The shop was all in boxes around his knees. Despite the possible implications for his own domestic future, Lol had forgotten about Denny’s decision to shut John Barleycorn for ever. The walls were just empty shelves now, even the balalaika packed away. The ochre wall-lamps, which had lit Moon so exquisitely, did her brother Denny no favours. His face was grey as he wiped his brow with the sleeve of his bomber jacket.
‘I haven’t been totally frank with you, Lol. Another reason for all this is that I’m going to need all the money I can get’ – he looked away – ‘to pay Maggie off.’
Lol remembered the distance between them at Moon’s cremation. ‘You and Maggie…?’
‘Aw, been coming a while. I won’t explain now. Kathy’s death could have saved it. At least, that’s what she thought – Maggie. But the very fact she thought that…’ Denny smashed a fist into a tall carboard box. ‘That made it unfucking-tenable.’
‘I’m sorry,’ Lol said awkwardly, the urge welling up in him to tell Denny what he believed had really happened to Moon. But could Denny, in his present state, absorb this arcane insanity? ‘What about the kids?’ he said instead.
‘She’ll have them.’ Denny taped up the flaps of a box full of CDs. ‘I’m hardly gonner fight that .’ He looked across at the door to the stairs. ‘Do something for me, Laurence.
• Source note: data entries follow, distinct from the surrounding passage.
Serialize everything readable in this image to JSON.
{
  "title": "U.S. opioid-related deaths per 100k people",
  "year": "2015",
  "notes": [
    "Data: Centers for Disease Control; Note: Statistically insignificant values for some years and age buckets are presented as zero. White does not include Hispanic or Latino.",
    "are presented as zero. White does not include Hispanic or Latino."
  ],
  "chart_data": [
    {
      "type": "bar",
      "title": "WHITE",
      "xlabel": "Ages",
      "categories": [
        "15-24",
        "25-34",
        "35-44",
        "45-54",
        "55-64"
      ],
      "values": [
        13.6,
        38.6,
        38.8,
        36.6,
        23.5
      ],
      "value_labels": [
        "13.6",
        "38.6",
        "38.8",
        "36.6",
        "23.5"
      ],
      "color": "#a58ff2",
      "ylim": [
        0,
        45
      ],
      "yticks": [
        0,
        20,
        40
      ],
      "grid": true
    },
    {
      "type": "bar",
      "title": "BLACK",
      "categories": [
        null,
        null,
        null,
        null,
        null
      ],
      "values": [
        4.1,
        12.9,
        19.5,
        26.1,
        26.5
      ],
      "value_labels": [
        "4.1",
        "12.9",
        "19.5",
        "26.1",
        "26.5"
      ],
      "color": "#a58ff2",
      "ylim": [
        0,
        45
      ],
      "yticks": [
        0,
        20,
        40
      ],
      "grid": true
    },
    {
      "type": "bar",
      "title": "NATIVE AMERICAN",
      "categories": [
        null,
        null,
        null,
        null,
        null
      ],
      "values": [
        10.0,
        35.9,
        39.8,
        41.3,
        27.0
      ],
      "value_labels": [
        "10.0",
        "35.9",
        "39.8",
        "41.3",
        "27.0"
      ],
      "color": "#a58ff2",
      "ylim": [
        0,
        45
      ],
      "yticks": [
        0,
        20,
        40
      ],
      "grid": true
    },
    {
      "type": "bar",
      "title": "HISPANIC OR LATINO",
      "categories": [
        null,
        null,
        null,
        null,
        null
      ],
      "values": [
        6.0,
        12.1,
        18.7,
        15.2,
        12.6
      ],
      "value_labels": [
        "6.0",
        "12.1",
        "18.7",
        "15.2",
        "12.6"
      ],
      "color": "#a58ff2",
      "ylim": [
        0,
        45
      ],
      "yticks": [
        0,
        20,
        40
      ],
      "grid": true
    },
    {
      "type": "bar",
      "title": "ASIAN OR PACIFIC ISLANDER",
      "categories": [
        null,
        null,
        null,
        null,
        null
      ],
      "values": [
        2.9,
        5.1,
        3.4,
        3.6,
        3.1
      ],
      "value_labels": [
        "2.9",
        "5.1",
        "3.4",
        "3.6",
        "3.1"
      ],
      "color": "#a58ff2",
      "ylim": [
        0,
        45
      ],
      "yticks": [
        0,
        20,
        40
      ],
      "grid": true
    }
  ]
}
The bike.’
‘Moon’s bike?’
‘Take it away, would you? It’s oppressive. I dream about it.’
‘How do you mean?’
‘I dream . I have these fucking dreams. It starts with the bike and then it turns into this, like, cart with the same big wheels… like some old war chariot. I want to get into it, and I know if I do, it’s gonner take me up there again. No fucking way.’
‘To the hill.’
‘No way, man. So, would you do that? Would you get rid of the bike? Somebody’s gonner buy or lease this place, see, and then they’ll make me take the bike out. I’m not touching it – it’s like that fucking sword, you know? Take it away. Flog it, dump it… somewhere I don’t know where it is.’
‘All right. I’ll do that tomorrow.’
‘Thanks. Oh yeah, a woman rang for you. Mary?’
‘Merrily?’
‘Probably. She said could you call her. Look, Lol… I tried to use you to compensate for my brotherly inadequacies. I regret that now – along with all the rest.’
‘There wasn’t a lot you could do, Den. In the end, Moon’s fate was in other hands.’
‘No.’ Denny’s eyes narrowed. ‘I don’t buy this shit, Lol. I’m not buying any more than that she was sick. I’m not having anything else unloaded on me. I won’t go down that road.’
Lol nodded. So he himself would have to go down that road alone.
‘ Hello, this is Ledwardine Vicarage. Merrily and Jane aren’t around at the moment, but if you’d like —’
Lol put down the phone and went to sit down for a while in Ethel’s chair, once-insignificant details crowding his mind.